As a parent or grandparent you may want to give your child (or grandchild) a helping hand by giving them money regularly or as a one-off. If your gift is large, you may want to pay it straight into their bank or building society account instead of giving it to them directly.

Generally a child's savings account works in the same as an adults, however they are some savings account such as child bonus bonds that are designed specifically for children.

Interest earned on children's savings is likely to be taxable. If you're a parent or step-parent making payments into your child's account, then the interest will be taxed as your income if the money you have given produces interest of more than £100 a year. If the interest is less than £100, there won't be any tax to pay on it.

The limit only applies to parents and step-parents. Other family relatives or friends can give as much as they like to a child and they won't be taxed on the interest earned on their gift. However, if you give money to anyone, including a child, there could be inheritance tax implications.
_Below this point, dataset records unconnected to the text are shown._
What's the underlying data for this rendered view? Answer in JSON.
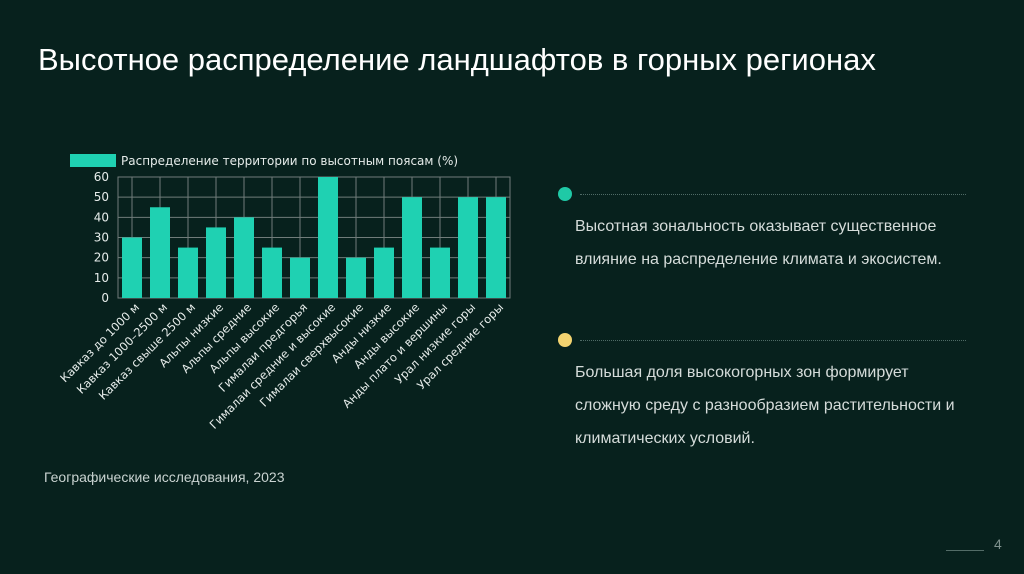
{
  "slide": {
    "title": "Высотное распределение ландшафтов в горных регионах",
    "source": "Географические исследования, 2023",
    "page_number": "4"
  },
  "points": [
    {
      "text": "Высотная зональность оказывает существенное влияние на распределение климата и экосистем.",
      "dot_color": "#1fc9a6"
    },
    {
      "text": "Большая доля высокогорных зон формирует сложную среду с разнообразием растительности и климатических условий.",
      "dot_color": "#f3d370"
    }
  ],
  "colors": {
    "background": "#07211d",
    "bar": "#1fd1b2",
    "grid": "#707c7a"
  },
  "chart_data": {
    "type": "bar",
    "legend": "Распределение территории по высотным поясам (%)",
    "legend_position": "top-left",
    "categories": [
      "Кавказ до 1000 м",
      "Кавказ 1000–2500 м",
      "Кавказ свыше 2500 м",
      "Альпы низкие",
      "Альпы средние",
      "Альпы высокие",
      "Гималаи предгорья",
      "Гималаи средние и высокие",
      "Гималаи сверхвысокие",
      "Анды низкие",
      "Анды высокие",
      "Анды плато и вершины",
      "Урал низкие горы",
      "Урал средние горы"
    ],
    "values": [
      30,
      45,
      25,
      35,
      40,
      25,
      20,
      60,
      20,
      25,
      50,
      25,
      50,
      50
    ],
    "yticks": [
      0,
      10,
      20,
      30,
      40,
      50,
      60
    ],
    "ylim": [
      0,
      60
    ],
    "grid": true
  }
}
Some cash gifts are free from inheritance tax but in other cases, if you die within seven years of making the gift, inheritance tax might have to be paid.

Every child has a personal tax-free allowance meaning they can receive an income up to a certain amount each year without having to pay tax on it.

A parent or step-parent can apply for the interest on their child's savings to be paid tax-free, as long as this is less than the child's tax-free allowance or the amount of interest on the money given by the parent is less than £100 a year.

You can apply by completing a R85 form from HM Revenue & Customs. But first double-check if your child is eligible to receive their interest tax-free by completing a help sheet.